The tech giants that were targeted in PRISM and MUSCULAR took far too long to take a stand. They have the ability to quickly carry weight in this conversation, and they stood by for far too long. It took the display of them being “victims” for them to start doing anything. This just goes to show how much they don’t care, unless there is money in it for them.
Having such a wave of distrust in a single year has been difficult. We’ve learned that we are all under near complete tech-surveillance due to the actions (or lack thereof) by so many in government and the tech sector. The biggest lesson from last year is that this all must change, that it has gotten way out of hand.
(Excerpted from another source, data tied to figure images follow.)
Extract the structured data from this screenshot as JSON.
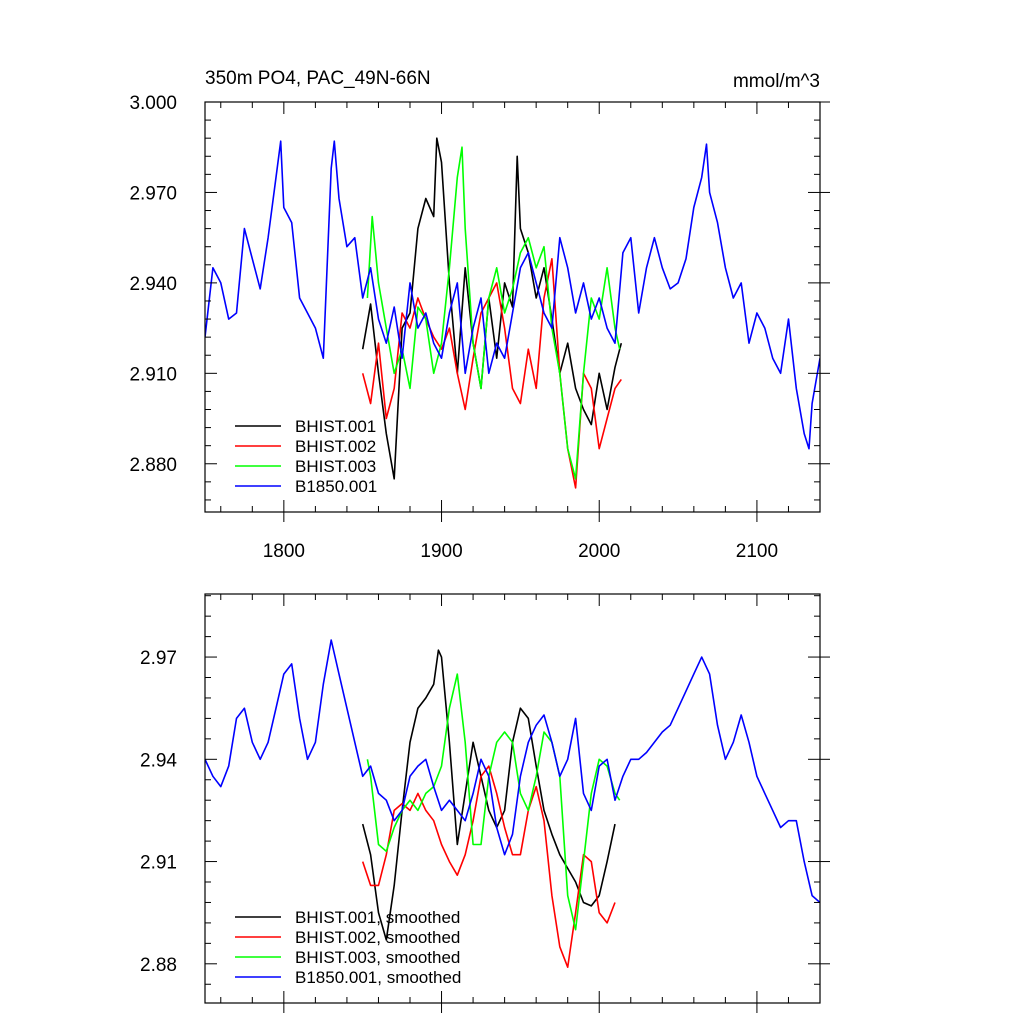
{
  "chart_data": [
    {
      "type": "line",
      "title": "350m PO4, PAC_49N-66N",
      "units": "mmol/m^3",
      "xlim": [
        1750,
        2140
      ],
      "ylim": [
        2.864,
        3.0
      ],
      "xticks": [
        1800,
        1900,
        2000,
        2100
      ],
      "xtick_labels": [
        "1800",
        "1900",
        "2000",
        "2100"
      ],
      "yticks": [
        2.88,
        2.91,
        2.94,
        2.97,
        3.0
      ],
      "ytick_labels": [
        "2.880",
        "2.910",
        "2.940",
        "2.970",
        "3.000"
      ],
      "legend_position": "lower-left",
      "series": [
        {
          "name": "BHIST.001",
          "color": "#000000",
          "x": [
            1850,
            1855,
            1860,
            1865,
            1870,
            1875,
            1880,
            1885,
            1890,
            1895,
            1897,
            1900,
            1905,
            1910,
            1915,
            1920,
            1925,
            1930,
            1935,
            1940,
            1945,
            1948,
            1950,
            1955,
            1960,
            1965,
            1970,
            1975,
            1980,
            1985,
            1990,
            1995,
            2000,
            2005,
            2010,
            2014
          ],
          "y": [
            2.918,
            2.933,
            2.91,
            2.89,
            2.875,
            2.925,
            2.93,
            2.958,
            2.968,
            2.962,
            2.988,
            2.98,
            2.94,
            2.91,
            2.945,
            2.92,
            2.905,
            2.935,
            2.915,
            2.94,
            2.932,
            2.982,
            2.958,
            2.95,
            2.935,
            2.945,
            2.928,
            2.91,
            2.92,
            2.905,
            2.898,
            2.893,
            2.91,
            2.898,
            2.912,
            2.92
          ]
        },
        {
          "name": "BHIST.002",
          "color": "#ff0000",
          "x": [
            1850,
            1855,
            1860,
            1865,
            1870,
            1875,
            1880,
            1885,
            1890,
            1895,
            1900,
            1905,
            1910,
            1915,
            1920,
            1925,
            1930,
            1935,
            1940,
            1945,
            1950,
            1955,
            1960,
            1965,
            1970,
            1975,
            1980,
            1985,
            1990,
            1995,
            2000,
            2005,
            2010,
            2014
          ],
          "y": [
            2.91,
            2.9,
            2.92,
            2.895,
            2.905,
            2.93,
            2.925,
            2.935,
            2.928,
            2.922,
            2.918,
            2.925,
            2.91,
            2.898,
            2.915,
            2.93,
            2.935,
            2.94,
            2.925,
            2.905,
            2.9,
            2.918,
            2.905,
            2.935,
            2.948,
            2.91,
            2.885,
            2.872,
            2.91,
            2.905,
            2.885,
            2.895,
            2.905,
            2.908
          ]
        },
        {
          "name": "BHIST.003",
          "color": "#00ff00",
          "x": [
            1853,
            1856,
            1860,
            1865,
            1870,
            1875,
            1880,
            1885,
            1890,
            1895,
            1900,
            1905,
            1910,
            1913,
            1915,
            1920,
            1925,
            1930,
            1935,
            1940,
            1945,
            1950,
            1955,
            1960,
            1965,
            1970,
            1975,
            1980,
            1985,
            1990,
            1995,
            2000,
            2005,
            2010,
            2013
          ],
          "y": [
            2.935,
            2.962,
            2.94,
            2.925,
            2.91,
            2.918,
            2.905,
            2.932,
            2.928,
            2.91,
            2.92,
            2.945,
            2.975,
            2.985,
            2.958,
            2.92,
            2.905,
            2.935,
            2.945,
            2.93,
            2.938,
            2.95,
            2.955,
            2.945,
            2.952,
            2.925,
            2.91,
            2.885,
            2.875,
            2.91,
            2.935,
            2.928,
            2.945,
            2.925,
            2.918
          ]
        },
        {
          "name": "B1850.001",
          "color": "#0000ff",
          "x": [
            1750,
            1755,
            1760,
            1765,
            1770,
            1775,
            1780,
            1785,
            1790,
            1795,
            1798,
            1800,
            1805,
            1810,
            1815,
            1820,
            1825,
            1830,
            1832,
            1835,
            1840,
            1845,
            1850,
            1855,
            1860,
            1865,
            1870,
            1875,
            1880,
            1885,
            1890,
            1895,
            1900,
            1905,
            1910,
            1915,
            1920,
            1925,
            1930,
            1935,
            1940,
            1945,
            1950,
            1955,
            1960,
            1965,
            1970,
            1975,
            1980,
            1985,
            1990,
            1995,
            2000,
            2005,
            2010,
            2015,
            2020,
            2025,
            2030,
            2035,
            2040,
            2045,
            2050,
            2055,
            2060,
            2065,
            2068,
            2070,
            2075,
            2080,
            2085,
            2090,
            2095,
            2100,
            2105,
            2110,
            2115,
            2120,
            2125,
            2130,
            2133,
            2135,
            2140
          ],
          "y": [
            2.922,
            2.945,
            2.94,
            2.928,
            2.93,
            2.958,
            2.948,
            2.938,
            2.955,
            2.975,
            2.987,
            2.965,
            2.96,
            2.935,
            2.93,
            2.925,
            2.915,
            2.978,
            2.987,
            2.968,
            2.952,
            2.955,
            2.935,
            2.945,
            2.928,
            2.92,
            2.932,
            2.915,
            2.94,
            2.925,
            2.93,
            2.92,
            2.915,
            2.93,
            2.94,
            2.91,
            2.925,
            2.935,
            2.91,
            2.92,
            2.915,
            2.93,
            2.945,
            2.95,
            2.94,
            2.93,
            2.925,
            2.955,
            2.945,
            2.93,
            2.94,
            2.928,
            2.935,
            2.925,
            2.92,
            2.95,
            2.955,
            2.93,
            2.945,
            2.955,
            2.945,
            2.938,
            2.94,
            2.948,
            2.965,
            2.975,
            2.986,
            2.97,
            2.96,
            2.945,
            2.935,
            2.94,
            2.92,
            2.93,
            2.925,
            2.915,
            2.91,
            2.928,
            2.905,
            2.89,
            2.885,
            2.9,
            2.915
          ]
        }
      ]
    },
    {
      "type": "line",
      "title": "",
      "xlim": [
        1750,
        2140
      ],
      "ylim": [
        2.8685,
        2.9885
      ],
      "xticks": [
        1800,
        1900,
        2000,
        2100
      ],
      "yticks": [
        2.88,
        2.91,
        2.94,
        2.97
      ],
      "ytick_labels": [
        "2.88",
        "2.91",
        "2.94",
        "2.97"
      ],
      "legend_position": "lower-left",
      "series": [
        {
          "name": "BHIST.001, smoothed",
          "color": "#000000",
          "x": [
            1850,
            1855,
            1860,
            1865,
            1870,
            1875,
            1880,
            1885,
            1890,
            1895,
            1898,
            1900,
            1905,
            1910,
            1915,
            1920,
            1925,
            1930,
            1935,
            1940,
            1945,
            1950,
            1955,
            1960,
            1965,
            1970,
            1975,
            1980,
            1985,
            1990,
            1995,
            2000,
            2005,
            2010
          ],
          "y": [
            2.921,
            2.912,
            2.895,
            2.887,
            2.903,
            2.925,
            2.945,
            2.955,
            2.958,
            2.962,
            2.972,
            2.97,
            2.945,
            2.915,
            2.93,
            2.945,
            2.935,
            2.925,
            2.92,
            2.925,
            2.945,
            2.955,
            2.952,
            2.938,
            2.925,
            2.918,
            2.912,
            2.908,
            2.904,
            2.898,
            2.897,
            2.9,
            2.91,
            2.921
          ]
        },
        {
          "name": "BHIST.002, smoothed",
          "color": "#ff0000",
          "x": [
            1850,
            1855,
            1860,
            1865,
            1870,
            1875,
            1880,
            1885,
            1890,
            1895,
            1900,
            1905,
            1910,
            1915,
            1920,
            1925,
            1930,
            1935,
            1940,
            1945,
            1950,
            1955,
            1960,
            1965,
            1970,
            1975,
            1980,
            1985,
            1990,
            1995,
            2000,
            2005,
            2010
          ],
          "y": [
            2.91,
            2.903,
            2.903,
            2.912,
            2.925,
            2.927,
            2.925,
            2.93,
            2.925,
            2.922,
            2.915,
            2.91,
            2.906,
            2.912,
            2.922,
            2.935,
            2.938,
            2.93,
            2.92,
            2.912,
            2.912,
            2.925,
            2.932,
            2.922,
            2.9,
            2.885,
            2.879,
            2.895,
            2.912,
            2.91,
            2.895,
            2.892,
            2.898
          ]
        },
        {
          "name": "BHIST.003, smoothed",
          "color": "#00ff00",
          "x": [
            1853,
            1855,
            1860,
            1865,
            1870,
            1875,
            1880,
            1885,
            1890,
            1895,
            1900,
            1905,
            1910,
            1915,
            1920,
            1925,
            1930,
            1935,
            1940,
            1945,
            1950,
            1955,
            1960,
            1965,
            1970,
            1975,
            1980,
            1985,
            1990,
            1995,
            2000,
            2005,
            2010,
            2013
          ],
          "y": [
            2.94,
            2.935,
            2.915,
            2.913,
            2.92,
            2.925,
            2.928,
            2.925,
            2.93,
            2.932,
            2.938,
            2.955,
            2.965,
            2.945,
            2.915,
            2.915,
            2.935,
            2.945,
            2.948,
            2.945,
            2.93,
            2.925,
            2.935,
            2.948,
            2.945,
            2.935,
            2.9,
            2.89,
            2.91,
            2.93,
            2.94,
            2.938,
            2.93,
            2.928
          ]
        },
        {
          "name": "B1850.001, smoothed",
          "color": "#0000ff",
          "x": [
            1750,
            1755,
            1760,
            1765,
            1770,
            1775,
            1780,
            1785,
            1790,
            1795,
            1800,
            1805,
            1810,
            1815,
            1820,
            1825,
            1830,
            1835,
            1840,
            1845,
            1850,
            1855,
            1860,
            1865,
            1870,
            1875,
            1880,
            1885,
            1890,
            1895,
            1900,
            1905,
            1910,
            1915,
            1920,
            1925,
            1930,
            1935,
            1940,
            1945,
            1950,
            1955,
            1960,
            1965,
            1970,
            1975,
            1980,
            1985,
            1990,
            1995,
            2000,
            2005,
            2010,
            2015,
            2020,
            2025,
            2030,
            2035,
            2040,
            2045,
            2050,
            2055,
            2060,
            2065,
            2070,
            2075,
            2080,
            2085,
            2090,
            2095,
            2100,
            2105,
            2110,
            2115,
            2120,
            2125,
            2130,
            2135,
            2140
          ],
          "y": [
            2.94,
            2.935,
            2.932,
            2.938,
            2.952,
            2.955,
            2.945,
            2.94,
            2.945,
            2.955,
            2.965,
            2.968,
            2.952,
            2.94,
            2.945,
            2.962,
            2.975,
            2.965,
            2.955,
            2.945,
            2.935,
            2.938,
            2.93,
            2.928,
            2.922,
            2.925,
            2.935,
            2.938,
            2.94,
            2.932,
            2.925,
            2.928,
            2.925,
            2.922,
            2.93,
            2.94,
            2.935,
            2.92,
            2.912,
            2.918,
            2.935,
            2.945,
            2.95,
            2.953,
            2.945,
            2.935,
            2.94,
            2.952,
            2.93,
            2.925,
            2.938,
            2.94,
            2.928,
            2.935,
            2.94,
            2.94,
            2.942,
            2.945,
            2.948,
            2.95,
            2.955,
            2.96,
            2.965,
            2.97,
            2.965,
            2.95,
            2.94,
            2.945,
            2.953,
            2.945,
            2.935,
            2.93,
            2.925,
            2.92,
            2.922,
            2.922,
            2.91,
            2.9,
            2.898
          ]
        }
      ]
    }
  ]
}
I am not sure what the solution is, but it will probably have to come in the form of societal, political, and technological shifts. Nevertheless, I know that we can all do our part by getting involved in even the simplest of ways. We don’t all have to become full-time activists to assist this movement. There are local groups springing up like TA3M (http://ta3m.net/) that are a great way to get involved. Joining the conversation on Twitter or other websites is another great way to get involved that doesn’t require too much time or effort. If you are a developer, open source projects like arkOS, LEAP Encryption Access Project, and the Tor Project could always use your help.
Whatever you do, I would suggest not sitting on your hands waiting for others to “make it better”.